I’m so glad my mother left an Advance Directive and made her wishes known every which way but loose. That makes it so simple: just do what I know she would do. (She would jump out of bed and run naked through the streets if that would get her to heaven sooner.)

Wednesday, June 2, 2010

Mom's in Hospital

We just learned yesterday morning (Tues) that Mom has been hospitalized with pneumonia since Thursday night. Four days without a friendly face! Heads are going to roll at the hospital. I'm sharpening my axe ...
Mom has advanced Alzheimer's. The most common cause of death for someone who suffers from Alzheimer's is pneumonia. Ergo, Mom might die of pneumonia. We're asking God to give her peace and comfort. If you pray, please add Mom's peace and comfort to your list.
We're chosing to do nothing about the pneumonia except administer antibiotics. Today, Mom clearly said, "Oh, God, please take me home." Later she laughed at some random image or idea that crossed her mind. The doc is calling in Hospice. I'll meet them tomorrow. Thanks for your prayers.

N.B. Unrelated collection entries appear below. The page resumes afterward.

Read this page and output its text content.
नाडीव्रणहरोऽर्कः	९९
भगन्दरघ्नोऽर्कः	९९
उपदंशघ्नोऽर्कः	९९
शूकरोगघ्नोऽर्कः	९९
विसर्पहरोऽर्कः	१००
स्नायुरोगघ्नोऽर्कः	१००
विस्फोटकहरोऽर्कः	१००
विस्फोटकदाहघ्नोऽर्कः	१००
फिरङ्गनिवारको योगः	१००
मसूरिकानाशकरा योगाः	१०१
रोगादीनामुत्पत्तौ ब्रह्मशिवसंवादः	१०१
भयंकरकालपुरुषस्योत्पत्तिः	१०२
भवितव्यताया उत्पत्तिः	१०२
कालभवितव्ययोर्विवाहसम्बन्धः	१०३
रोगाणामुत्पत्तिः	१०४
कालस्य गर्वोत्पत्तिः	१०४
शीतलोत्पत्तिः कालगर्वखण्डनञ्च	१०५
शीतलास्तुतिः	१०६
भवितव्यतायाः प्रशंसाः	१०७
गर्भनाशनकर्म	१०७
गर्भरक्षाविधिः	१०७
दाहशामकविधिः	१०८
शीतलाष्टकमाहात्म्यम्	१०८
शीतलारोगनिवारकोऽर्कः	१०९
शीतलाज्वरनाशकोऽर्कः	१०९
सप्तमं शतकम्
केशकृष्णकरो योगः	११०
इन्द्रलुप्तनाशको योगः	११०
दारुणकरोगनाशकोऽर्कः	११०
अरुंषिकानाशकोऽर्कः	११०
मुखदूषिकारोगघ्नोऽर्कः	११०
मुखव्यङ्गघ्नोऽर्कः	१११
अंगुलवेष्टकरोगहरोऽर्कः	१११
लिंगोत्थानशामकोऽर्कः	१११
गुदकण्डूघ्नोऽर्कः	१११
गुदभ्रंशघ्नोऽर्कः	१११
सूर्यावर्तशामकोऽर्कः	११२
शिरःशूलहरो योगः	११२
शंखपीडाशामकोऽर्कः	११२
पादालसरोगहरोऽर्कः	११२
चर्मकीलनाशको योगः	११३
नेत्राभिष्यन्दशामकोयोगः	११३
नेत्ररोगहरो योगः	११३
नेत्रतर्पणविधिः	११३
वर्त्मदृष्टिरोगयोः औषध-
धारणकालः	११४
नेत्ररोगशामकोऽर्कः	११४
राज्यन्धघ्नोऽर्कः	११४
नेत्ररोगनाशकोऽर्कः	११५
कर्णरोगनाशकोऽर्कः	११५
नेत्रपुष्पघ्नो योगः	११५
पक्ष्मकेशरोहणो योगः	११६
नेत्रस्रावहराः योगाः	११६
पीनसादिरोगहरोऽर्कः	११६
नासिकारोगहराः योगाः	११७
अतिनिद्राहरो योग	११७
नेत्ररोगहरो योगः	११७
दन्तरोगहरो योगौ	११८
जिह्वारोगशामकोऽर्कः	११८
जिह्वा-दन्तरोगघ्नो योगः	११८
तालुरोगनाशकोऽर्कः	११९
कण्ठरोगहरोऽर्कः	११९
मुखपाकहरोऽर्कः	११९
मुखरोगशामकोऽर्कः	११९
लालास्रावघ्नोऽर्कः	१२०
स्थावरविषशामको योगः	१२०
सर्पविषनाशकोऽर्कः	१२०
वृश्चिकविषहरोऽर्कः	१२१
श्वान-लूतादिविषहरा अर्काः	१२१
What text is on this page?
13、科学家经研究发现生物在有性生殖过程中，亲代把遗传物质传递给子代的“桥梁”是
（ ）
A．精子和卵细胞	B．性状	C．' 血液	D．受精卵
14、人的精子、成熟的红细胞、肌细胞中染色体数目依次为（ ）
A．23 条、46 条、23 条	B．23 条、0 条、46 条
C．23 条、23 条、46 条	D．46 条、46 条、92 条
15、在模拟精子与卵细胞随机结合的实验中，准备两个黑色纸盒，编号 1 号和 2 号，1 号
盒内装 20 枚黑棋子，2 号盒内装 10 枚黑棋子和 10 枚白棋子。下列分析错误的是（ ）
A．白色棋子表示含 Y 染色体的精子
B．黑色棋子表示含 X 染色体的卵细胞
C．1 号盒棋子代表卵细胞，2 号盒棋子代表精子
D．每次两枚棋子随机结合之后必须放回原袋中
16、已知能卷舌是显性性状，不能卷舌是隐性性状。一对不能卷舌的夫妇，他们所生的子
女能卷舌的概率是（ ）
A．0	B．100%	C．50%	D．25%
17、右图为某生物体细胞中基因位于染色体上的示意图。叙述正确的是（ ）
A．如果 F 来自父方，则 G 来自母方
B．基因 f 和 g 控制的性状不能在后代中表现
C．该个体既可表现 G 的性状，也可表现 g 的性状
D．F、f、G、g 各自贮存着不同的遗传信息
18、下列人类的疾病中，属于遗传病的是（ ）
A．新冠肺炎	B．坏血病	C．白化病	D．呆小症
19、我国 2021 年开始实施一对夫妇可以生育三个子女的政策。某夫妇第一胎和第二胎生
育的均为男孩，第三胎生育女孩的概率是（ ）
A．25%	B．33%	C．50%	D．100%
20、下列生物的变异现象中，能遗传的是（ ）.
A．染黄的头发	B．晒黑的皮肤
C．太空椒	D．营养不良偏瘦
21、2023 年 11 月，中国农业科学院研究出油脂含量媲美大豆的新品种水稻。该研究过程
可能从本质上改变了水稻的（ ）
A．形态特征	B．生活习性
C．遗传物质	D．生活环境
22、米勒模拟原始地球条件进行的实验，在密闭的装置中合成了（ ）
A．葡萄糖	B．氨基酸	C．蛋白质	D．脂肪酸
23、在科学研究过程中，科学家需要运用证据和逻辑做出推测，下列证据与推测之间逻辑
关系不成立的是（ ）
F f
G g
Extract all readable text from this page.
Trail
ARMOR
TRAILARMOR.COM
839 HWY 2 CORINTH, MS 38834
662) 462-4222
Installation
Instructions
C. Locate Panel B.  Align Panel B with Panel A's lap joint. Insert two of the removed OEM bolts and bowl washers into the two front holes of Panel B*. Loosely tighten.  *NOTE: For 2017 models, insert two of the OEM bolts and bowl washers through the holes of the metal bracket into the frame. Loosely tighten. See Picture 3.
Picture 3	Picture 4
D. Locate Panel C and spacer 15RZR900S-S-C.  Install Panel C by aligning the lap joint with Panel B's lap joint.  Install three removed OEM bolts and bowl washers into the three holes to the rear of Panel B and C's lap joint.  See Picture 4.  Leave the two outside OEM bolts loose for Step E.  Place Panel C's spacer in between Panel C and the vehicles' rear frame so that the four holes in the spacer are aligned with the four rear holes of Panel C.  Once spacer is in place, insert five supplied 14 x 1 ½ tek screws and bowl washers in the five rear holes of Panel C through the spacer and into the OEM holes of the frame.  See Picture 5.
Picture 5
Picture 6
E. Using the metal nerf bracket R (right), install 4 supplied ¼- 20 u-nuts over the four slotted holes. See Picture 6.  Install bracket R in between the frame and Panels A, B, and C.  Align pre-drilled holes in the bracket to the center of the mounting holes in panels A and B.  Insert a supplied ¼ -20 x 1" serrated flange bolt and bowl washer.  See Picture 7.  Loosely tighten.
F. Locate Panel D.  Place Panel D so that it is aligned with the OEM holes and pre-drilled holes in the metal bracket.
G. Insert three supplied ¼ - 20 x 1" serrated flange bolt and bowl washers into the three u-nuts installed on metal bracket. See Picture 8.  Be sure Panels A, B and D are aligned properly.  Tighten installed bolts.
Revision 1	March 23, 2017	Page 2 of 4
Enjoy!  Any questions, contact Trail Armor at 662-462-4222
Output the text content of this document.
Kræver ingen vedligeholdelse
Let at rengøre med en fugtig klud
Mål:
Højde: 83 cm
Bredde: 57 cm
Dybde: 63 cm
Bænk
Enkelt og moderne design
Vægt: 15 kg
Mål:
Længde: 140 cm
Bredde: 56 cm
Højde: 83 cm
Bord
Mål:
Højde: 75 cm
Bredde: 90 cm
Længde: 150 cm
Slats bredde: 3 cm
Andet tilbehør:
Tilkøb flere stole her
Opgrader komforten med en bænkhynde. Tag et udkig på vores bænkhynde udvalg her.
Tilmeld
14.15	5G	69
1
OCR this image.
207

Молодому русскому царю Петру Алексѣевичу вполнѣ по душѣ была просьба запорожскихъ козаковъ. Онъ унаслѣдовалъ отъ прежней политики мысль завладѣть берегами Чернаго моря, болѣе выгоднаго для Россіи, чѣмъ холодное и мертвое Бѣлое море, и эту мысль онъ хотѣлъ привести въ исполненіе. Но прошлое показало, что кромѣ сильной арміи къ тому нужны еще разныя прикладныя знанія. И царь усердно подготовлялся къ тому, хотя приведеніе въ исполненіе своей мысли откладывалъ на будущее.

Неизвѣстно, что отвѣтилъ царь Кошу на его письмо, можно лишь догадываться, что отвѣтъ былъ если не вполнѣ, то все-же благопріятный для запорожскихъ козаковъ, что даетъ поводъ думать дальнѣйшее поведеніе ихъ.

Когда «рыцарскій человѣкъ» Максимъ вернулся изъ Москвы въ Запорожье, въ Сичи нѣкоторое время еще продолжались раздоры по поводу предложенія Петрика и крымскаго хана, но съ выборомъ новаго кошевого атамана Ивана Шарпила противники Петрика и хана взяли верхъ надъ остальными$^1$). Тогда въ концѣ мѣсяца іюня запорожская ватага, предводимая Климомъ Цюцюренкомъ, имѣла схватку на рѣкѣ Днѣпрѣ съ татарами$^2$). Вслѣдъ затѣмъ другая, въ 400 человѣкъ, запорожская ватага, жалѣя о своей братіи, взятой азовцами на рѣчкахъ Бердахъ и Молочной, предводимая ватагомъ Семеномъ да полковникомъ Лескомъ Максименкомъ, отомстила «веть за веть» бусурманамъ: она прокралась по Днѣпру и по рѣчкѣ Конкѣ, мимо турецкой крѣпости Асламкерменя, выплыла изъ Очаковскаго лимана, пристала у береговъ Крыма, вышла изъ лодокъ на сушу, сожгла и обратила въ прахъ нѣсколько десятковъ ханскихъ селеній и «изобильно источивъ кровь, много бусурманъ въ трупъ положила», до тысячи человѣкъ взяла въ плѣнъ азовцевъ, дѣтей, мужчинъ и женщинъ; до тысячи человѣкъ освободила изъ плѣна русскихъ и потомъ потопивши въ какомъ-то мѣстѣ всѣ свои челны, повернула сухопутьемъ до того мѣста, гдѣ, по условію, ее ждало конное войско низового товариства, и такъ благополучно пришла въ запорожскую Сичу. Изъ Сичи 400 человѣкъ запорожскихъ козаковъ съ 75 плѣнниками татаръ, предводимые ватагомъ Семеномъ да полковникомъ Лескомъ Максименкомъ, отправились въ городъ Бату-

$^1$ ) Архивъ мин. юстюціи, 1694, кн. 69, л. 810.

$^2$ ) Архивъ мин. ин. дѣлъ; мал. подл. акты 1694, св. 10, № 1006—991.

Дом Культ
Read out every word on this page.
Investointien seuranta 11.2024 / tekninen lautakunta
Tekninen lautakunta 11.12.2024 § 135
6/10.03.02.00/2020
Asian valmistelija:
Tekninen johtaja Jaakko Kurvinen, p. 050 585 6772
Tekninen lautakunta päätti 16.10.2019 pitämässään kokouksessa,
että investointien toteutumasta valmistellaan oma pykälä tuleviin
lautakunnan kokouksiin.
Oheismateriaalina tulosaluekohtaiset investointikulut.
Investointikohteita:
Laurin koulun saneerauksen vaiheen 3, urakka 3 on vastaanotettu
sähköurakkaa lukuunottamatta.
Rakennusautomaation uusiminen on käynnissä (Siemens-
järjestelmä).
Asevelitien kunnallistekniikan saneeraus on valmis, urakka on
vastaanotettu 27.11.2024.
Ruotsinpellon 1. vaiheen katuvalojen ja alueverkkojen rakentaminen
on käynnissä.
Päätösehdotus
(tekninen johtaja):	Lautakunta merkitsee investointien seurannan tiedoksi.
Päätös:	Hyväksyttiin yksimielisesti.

I Tried Laying Hands on My Mother

A hank of hair rests on the bony forehead
which swells above the chin
which droops toward the neckline
bisected by the wide slash of mouth
An immobile line.

I brush back the thatch of white
But it falls through my fingers
I touch the knobby cheekbones that rise
like mountains above the sunken cheeks
Every movement of my hand is forced
against a tide

Suddenly I remember my daughter
at the age of five, lying on her bed
with the nightlight on. Her eyelashes
make little wings on her cheeks
I draw on her soft little face with a finger
tip, and I sing a monotonous song:
I’m skiing down your nose and skiing
round your eyeballs…I’m skiing round
your cheeks and down around your mouth

She lies on her bed still as a statue
while my fingertip skis over her face
and I love it, and she loves it, she asks
for this. And this I can’t give
to my mother, lying still as a statue
on her bed. My hand will not allow it.